Plans for what could have been Moscow's first referendum were canceled Saturday as the Just Russia party backed away from asking for a vote on the city's paid parking plan.
Party leader Sergei Mironov said that Just Russia would not take more than 140,000 signatures that had been collected to the Moscow Elections Commission after discovering large numbers of falsified entries.
While the petition was close to the required number of supporters, organizers found that more than 24,000 signatures were invalid, Lenta.ru reported.
Calling the false signatures a "Trojan horse," Mironov said that the petition had collected more than 140,000 of the 143,531 signatures (2 percent of Moscow voters) required before Sunday, but that the documents would not be submitted because of the falsifications.
The referendum was supported by the Moscow City Duma, though a recent program broadcast on the state-financed television channel NTV alleged that students were paid money to make fake signatures.

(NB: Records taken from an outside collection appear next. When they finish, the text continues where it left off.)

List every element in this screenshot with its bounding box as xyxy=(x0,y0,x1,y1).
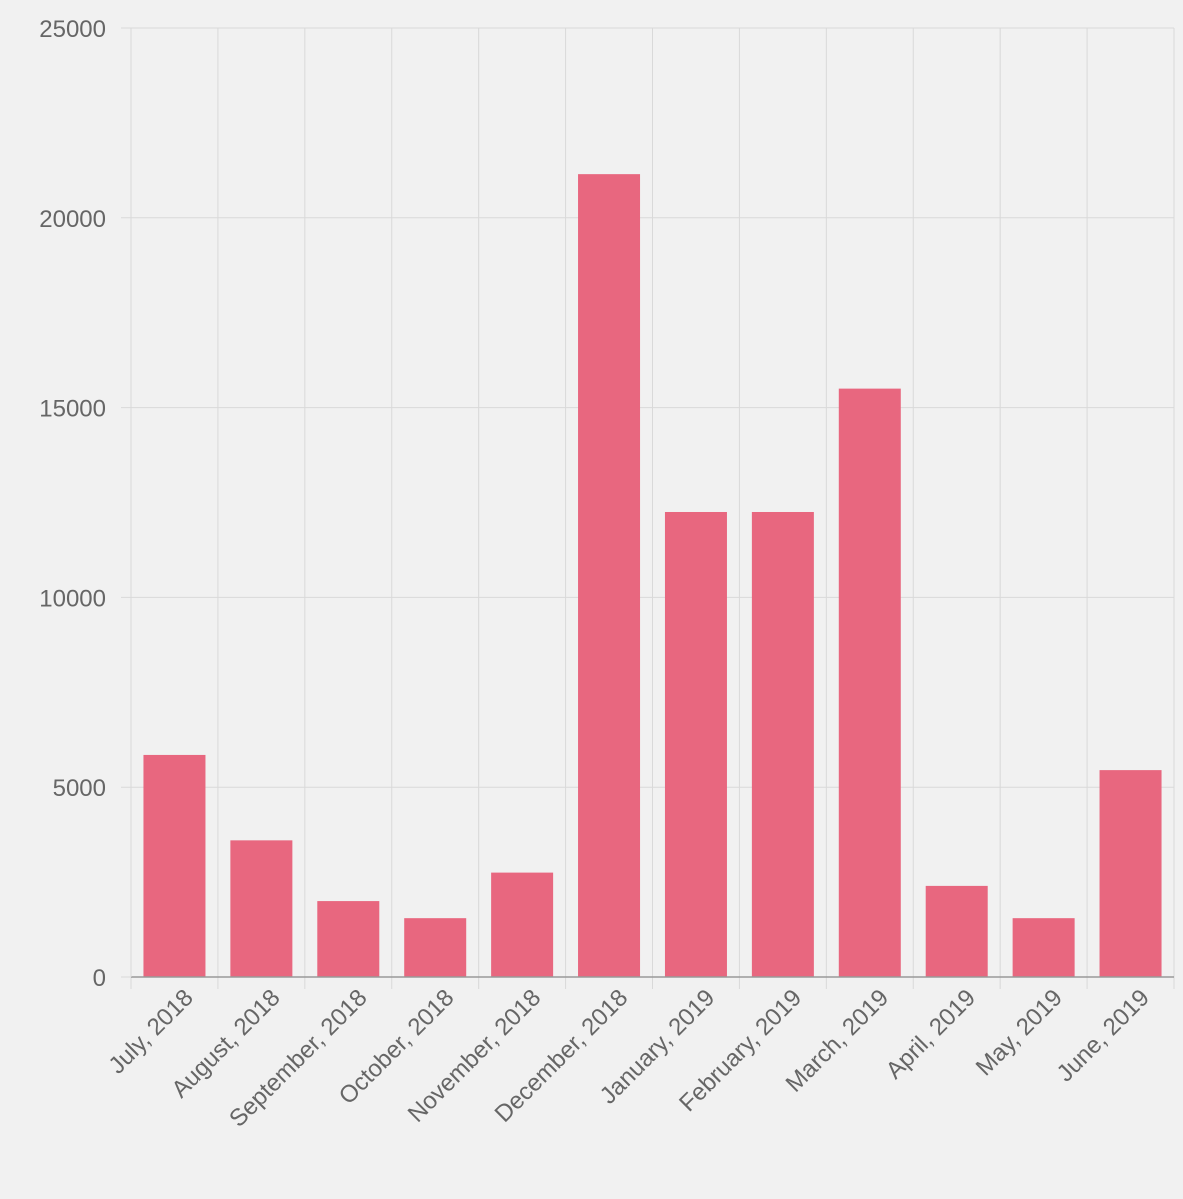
y-tick-label: 10000 xyxy=(39,585,106,612)
bar xyxy=(578,174,641,977)
axis-layer xyxy=(130,28,1174,978)
bar xyxy=(925,885,988,977)
x-tick-label: June, 2019 xyxy=(1052,984,1155,1087)
bar xyxy=(317,901,380,977)
bar xyxy=(230,840,293,977)
y-tick-label: 25000 xyxy=(39,16,106,43)
y-tick-label: 0 xyxy=(93,965,106,992)
bar xyxy=(1012,918,1075,977)
grid-layer xyxy=(121,27,1175,989)
bar xyxy=(143,754,206,977)
y-tick-label: 20000 xyxy=(39,206,106,233)
x-tick-label: April, 2019 xyxy=(881,984,981,1084)
y-tick-label: 15000 xyxy=(39,396,106,423)
bar xyxy=(491,872,554,977)
bar xyxy=(838,388,901,977)
bar xyxy=(751,511,814,977)
bar xyxy=(1099,770,1162,977)
y-tick-label: 5000 xyxy=(53,775,106,802)
bar-layer xyxy=(143,174,1162,977)
bar xyxy=(664,511,727,977)
bar xyxy=(404,918,467,977)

Beginning the initiative in December, Just Russia had offered to ascertain the attitudes of Muscovites towards the system of paid parking in the city center, which was instituted last year to various reactions of complaint and approval.
The collection of signatures became complicated at the end of last year, however, as the required petition form was changed on Dec. 30 and organizers were forced to recollect 12 days' worth of signatures, Interfax reported.
A Mail.ru poll about the paid parking system found 75 percent of online respondents against paid parking inside the Garden Ring. Further expansion of the parking system outside of Moscow's central circle, currently being proposed by the city's transportation authorities, was opposed by 88 percent of respondents.
The potential referendum would have asked Muscovites about parking both inside and outside the Garden Ring in addition to questions about allowances being made for residents to park near their homes and a possible role for local authorities in administering the system.
Analysts have said that Just Russia is moving closer to the Kremlin as a means of political survival. In the past year the party has seen the departure of several opposition deputies and the reinstatement of Mironov, who is close to President Vladimir Putin, as chairman.